Relations [∧ (and), ∨ (or), →(implies), ⇒ (follows from), ⇔ (is equivalent to), == (equality - operator)] give conclusions about relations.

Example of first level predicate logic

The rose is red.

P(x) = red(rose)

The rose is fragrant.

P(x) = fragrant(rose)

The rose is a flower.

P(x) = Flower(Rose)

We learn about the rose that it red is, Smells and a Flower is.

This results in ∀:

All Roses are red.

All Roses fragrant.

All Roses are Flowers.

However, not all roses are red and not every rose is fragrant.

That all roses are flowers, on the other hand, is a true statement.

∀(x) Rose(x) → Flower(x)

In order that the other two statements can be checked for their correctness, existential quantifiers are now used.

From the two statements:

"All the roses are red." and "All the roses are fragrant." are made by using ∃:

"Some roses are red." and "Some roses are fragrant."
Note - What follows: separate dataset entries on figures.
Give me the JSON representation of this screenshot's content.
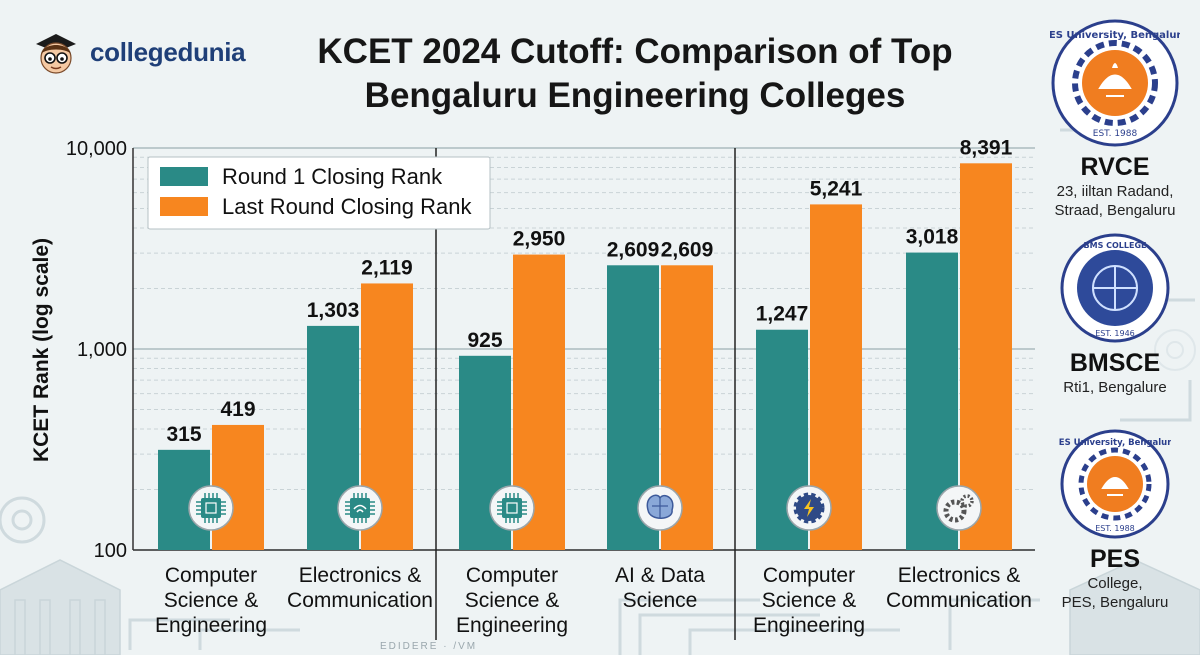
{
  "brand": {
    "name": "collegedunia"
  },
  "title": "KCET 2024 Cutoff: Comparison of Top Bengaluru Engineering Colleges",
  "chart_data": {
    "type": "bar",
    "y_scale": "log",
    "ylim": [
      100,
      10000
    ],
    "y_ticks": [
      {
        "value": 100,
        "label": "100"
      },
      {
        "value": 1000,
        "label": "1,000"
      },
      {
        "value": 10000,
        "label": "10,000"
      }
    ],
    "ylabel": "KCET Rank (log scale)",
    "legend_position": "top-left",
    "grid": true,
    "categories": [
      "Computer Science & Engineering",
      "Electronics & Communication",
      "Computer Science & Engineering",
      "AI & Data Science",
      "Computer Science & Engineering",
      "Electronics & Communication"
    ],
    "category_lines": [
      [
        "Computer",
        "Science &",
        "Engineering"
      ],
      [
        "Electronics &",
        "Communication"
      ],
      [
        "Computer",
        "Science &",
        "Engineering"
      ],
      [
        "AI & Data",
        "Science"
      ],
      [
        "Computer",
        "Science &",
        "Engineering"
      ],
      [
        "Electronics &",
        "Communication"
      ]
    ],
    "category_icons": [
      "cpu-chip-icon",
      "wifi-chip-icon",
      "cpu-chip-icon",
      "brain-circuit-icon",
      "gear-bolt-icon",
      "gears-icon"
    ],
    "series": [
      {
        "name": "Round 1 Closing Rank",
        "color": "#2a8a86",
        "values": [
          315,
          1303,
          925,
          2609,
          1247,
          3018
        ],
        "labels": [
          "315",
          "1,303",
          "925",
          "2,609",
          "1,247",
          "3,018"
        ]
      },
      {
        "name": "Last Round Closing Rank",
        "color": "#f7861f",
        "values": [
          419,
          2119,
          2950,
          2609,
          5241,
          8391
        ],
        "labels": [
          "419",
          "2,119",
          "2,950",
          "2,609",
          "5,241",
          "8,391"
        ]
      }
    ]
  },
  "colleges": [
    {
      "name": "RVCE",
      "address_lines": [
        "23, iiltan Radand,",
        "Straad, Bengaluru"
      ],
      "seal_text": "PES University, Bengaluru",
      "seal_est": "EST. 1988"
    },
    {
      "name": "BMSCE",
      "address_lines": [
        "Rti1, Bengalure"
      ],
      "seal_text": "BMS COLLEGE OF ENGINEERING",
      "seal_est": "EST. 1946"
    },
    {
      "name": "PES",
      "address_lines": [
        "College,",
        "PES, Bengaluru"
      ],
      "seal_text": "PES University, Bengaluru",
      "seal_est": "EST. 1988"
    }
  ],
  "footer": "EDIDERE · /VM"
}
To translate it into a first-order formula, we need to define a variable x:

A predicate A(x), where x the Rose and a predicate G(x), which corresponds for x is, red resp. Smells.

∃(x) Rose(x) → red(x)

resp.

∃(x) Rose(x) → fragrant(x)

This tells you that there are roses that are red are and roses exist that fragrant. It follows logically that there must also be roses that are not red or that are not fragrant.